富態的婦人,為容瑾麗把脈后,仔細查看一番身子,走出屏風,一邊洗手,一邊疑惑的說道
“奇了怪哉,見了水,落了紅,胎兒卻強健有力,母體亦是康健,咦”
聞言,云汐月低頭看地面,她也沒料到,區區一縷靈力,注入孕婦體內,竟然有如此大的功效,若不是勞什子的人妖修三界和平共處原則,大可以用體內的靈力,去賺一大筆外快。
屏風內,聽到大夫言語的容瑾麗,捂住肚子,臉上洋溢著幸福的笑容,但想到被人推下荷花池,目露兇狠,暗道好你個紅苕,爬床不行,就來害我和孩子。
“大夫,既然如此,瑾麗,需要吃一些補藥或者安胎藥嗎”韓漣
漪眉頭微蹙,疑惑的問道。
“開點安胎藥就好,若是覺得身子不舒服,便吃上一劑,若三日之內,無任何不良反應,無需吃藥,飲食方面,正常為主,莫要添太多的補物,否則胎兒過大,到時候生產有得受了”
開完藥方,領完賞錢,拎著藥箱,隨著小廝,走出蘭芳院。
云汐月指腹摩挲著下巴,如此快的診治,還是第一次遇到,暗自佩服醫科圣手的勇氣,焉知脾氣暴躁的容瑾麗,后續會不會找茬,墨卿就是一個很好的例子。
正欲領著阿水離開是非之地,里面卻突然傳來容瑾麗的聲音。
“今日有勞二位,日后定會好好報答你們的恩情,既然來了,就做一番見證吧,省得有人傳我脾氣暴躁,肆意打殺奴仆。”

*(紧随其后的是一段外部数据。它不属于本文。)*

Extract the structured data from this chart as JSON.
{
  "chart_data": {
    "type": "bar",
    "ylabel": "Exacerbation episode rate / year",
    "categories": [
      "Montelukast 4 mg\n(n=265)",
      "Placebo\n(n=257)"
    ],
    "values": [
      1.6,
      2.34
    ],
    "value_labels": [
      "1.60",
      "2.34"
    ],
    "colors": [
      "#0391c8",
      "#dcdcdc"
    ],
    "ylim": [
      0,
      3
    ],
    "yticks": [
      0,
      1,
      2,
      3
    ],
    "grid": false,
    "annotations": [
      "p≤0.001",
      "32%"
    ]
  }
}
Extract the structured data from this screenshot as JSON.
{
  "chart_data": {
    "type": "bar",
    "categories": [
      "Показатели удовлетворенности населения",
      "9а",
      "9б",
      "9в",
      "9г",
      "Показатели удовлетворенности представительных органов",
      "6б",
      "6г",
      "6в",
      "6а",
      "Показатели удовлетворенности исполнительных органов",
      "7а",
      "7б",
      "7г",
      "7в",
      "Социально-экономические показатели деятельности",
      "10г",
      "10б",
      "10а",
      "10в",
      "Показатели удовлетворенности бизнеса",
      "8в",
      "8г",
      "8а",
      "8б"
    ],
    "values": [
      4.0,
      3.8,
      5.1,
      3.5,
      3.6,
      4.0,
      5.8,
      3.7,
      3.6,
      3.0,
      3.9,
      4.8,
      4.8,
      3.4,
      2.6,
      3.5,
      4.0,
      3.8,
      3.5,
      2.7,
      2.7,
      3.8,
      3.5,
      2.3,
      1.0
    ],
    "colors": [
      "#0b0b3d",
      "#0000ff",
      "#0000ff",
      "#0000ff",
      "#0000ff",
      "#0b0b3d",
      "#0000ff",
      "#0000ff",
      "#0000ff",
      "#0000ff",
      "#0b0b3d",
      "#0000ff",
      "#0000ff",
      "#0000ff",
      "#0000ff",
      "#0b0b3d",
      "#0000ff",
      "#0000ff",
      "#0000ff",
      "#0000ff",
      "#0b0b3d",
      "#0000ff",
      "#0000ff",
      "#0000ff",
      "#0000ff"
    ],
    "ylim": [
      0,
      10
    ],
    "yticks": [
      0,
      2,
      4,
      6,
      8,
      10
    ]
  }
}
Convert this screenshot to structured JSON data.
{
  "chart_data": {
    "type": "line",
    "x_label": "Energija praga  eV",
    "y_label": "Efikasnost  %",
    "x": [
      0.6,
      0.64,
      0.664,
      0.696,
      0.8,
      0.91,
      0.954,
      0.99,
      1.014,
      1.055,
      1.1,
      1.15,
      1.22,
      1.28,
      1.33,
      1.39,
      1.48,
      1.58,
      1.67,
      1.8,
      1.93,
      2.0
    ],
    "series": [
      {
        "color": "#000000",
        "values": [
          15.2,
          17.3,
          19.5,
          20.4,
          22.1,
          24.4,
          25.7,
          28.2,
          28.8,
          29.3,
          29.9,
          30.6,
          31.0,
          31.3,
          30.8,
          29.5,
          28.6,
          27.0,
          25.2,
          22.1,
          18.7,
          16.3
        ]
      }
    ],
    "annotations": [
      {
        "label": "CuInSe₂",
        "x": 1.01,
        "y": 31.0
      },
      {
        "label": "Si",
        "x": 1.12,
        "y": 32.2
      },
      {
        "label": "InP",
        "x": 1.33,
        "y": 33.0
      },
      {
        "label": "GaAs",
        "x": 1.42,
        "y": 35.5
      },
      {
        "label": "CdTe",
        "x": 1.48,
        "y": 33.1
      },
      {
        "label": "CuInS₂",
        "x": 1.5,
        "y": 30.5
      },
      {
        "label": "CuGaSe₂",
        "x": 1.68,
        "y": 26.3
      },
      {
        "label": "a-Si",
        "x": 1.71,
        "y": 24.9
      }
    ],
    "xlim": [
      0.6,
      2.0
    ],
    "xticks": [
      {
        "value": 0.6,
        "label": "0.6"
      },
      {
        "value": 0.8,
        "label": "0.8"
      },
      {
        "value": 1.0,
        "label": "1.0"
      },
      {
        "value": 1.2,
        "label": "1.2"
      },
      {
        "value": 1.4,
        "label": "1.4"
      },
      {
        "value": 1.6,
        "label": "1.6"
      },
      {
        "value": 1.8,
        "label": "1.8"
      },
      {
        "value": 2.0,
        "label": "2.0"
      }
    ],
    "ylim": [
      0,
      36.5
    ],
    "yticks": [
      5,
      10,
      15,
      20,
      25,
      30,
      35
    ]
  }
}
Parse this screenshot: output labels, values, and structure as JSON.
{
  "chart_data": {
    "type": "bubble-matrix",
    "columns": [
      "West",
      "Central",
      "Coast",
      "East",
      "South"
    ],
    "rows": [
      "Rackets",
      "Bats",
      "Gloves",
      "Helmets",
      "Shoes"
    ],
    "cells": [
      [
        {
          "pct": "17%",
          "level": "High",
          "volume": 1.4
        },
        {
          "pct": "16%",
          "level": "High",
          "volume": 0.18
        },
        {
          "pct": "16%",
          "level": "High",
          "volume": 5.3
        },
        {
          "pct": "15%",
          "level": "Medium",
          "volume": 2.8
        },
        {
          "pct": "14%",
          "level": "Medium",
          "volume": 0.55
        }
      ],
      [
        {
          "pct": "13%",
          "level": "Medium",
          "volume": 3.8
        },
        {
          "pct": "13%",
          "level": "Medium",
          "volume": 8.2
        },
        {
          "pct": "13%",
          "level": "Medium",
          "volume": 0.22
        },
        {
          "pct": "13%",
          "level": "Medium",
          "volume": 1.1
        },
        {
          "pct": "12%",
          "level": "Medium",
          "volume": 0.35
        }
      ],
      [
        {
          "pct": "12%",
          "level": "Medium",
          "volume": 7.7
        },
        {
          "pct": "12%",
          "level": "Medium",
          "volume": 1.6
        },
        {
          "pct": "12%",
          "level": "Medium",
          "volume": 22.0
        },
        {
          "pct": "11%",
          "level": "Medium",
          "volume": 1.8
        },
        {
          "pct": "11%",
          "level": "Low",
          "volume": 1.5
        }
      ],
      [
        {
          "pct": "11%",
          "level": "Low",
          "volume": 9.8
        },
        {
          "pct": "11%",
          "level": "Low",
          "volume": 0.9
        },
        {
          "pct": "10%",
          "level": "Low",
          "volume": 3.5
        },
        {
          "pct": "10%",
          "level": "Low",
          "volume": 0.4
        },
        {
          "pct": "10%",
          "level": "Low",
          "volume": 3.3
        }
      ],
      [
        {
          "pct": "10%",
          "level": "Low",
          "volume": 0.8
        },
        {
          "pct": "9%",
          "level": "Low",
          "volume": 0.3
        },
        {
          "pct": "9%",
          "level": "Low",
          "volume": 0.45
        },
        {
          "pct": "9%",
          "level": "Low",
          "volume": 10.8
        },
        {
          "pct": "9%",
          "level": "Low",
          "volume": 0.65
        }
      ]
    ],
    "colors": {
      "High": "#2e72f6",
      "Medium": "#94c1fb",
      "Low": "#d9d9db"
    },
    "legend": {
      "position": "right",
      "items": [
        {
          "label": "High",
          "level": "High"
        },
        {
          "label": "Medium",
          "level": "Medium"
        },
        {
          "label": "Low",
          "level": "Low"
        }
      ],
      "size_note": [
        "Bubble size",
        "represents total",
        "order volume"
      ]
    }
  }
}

這語氣,充滿了濃濃的殺氣,一番糾結后,愛看熱鬧的狐貍崽崽,沖阿水揮了揮手,示意留在這里,順便拽住作勢離開的韓漣漪,沖她乖巧的笑了笑。
“撒開,沒時間陪你們玩過家家”
踮起腳尖,湊到她耳邊,小聲說道
“只要你留下來陪我看戲,我便洗耳恭聽,聽你講一講容瑾煬的豐功偉績”
自容瑾煬離世后,容府眾人對其閉口不談,好似他不曾來過這世上一般,諾大的府院,只有自己一人,還記得他的一切,若有一天,連自己都不曾提他,是不是就真的被世界所遺忘了。
微微點頭,使巧力掙開,走到客廳,頗為自來熟的坐了下來,云汐月揉了揉鼻尖,提起裙擺,小跑跟了上去,有樣學樣,找個客位,坐了下來,阿水則身子筆挺的立在她的身后。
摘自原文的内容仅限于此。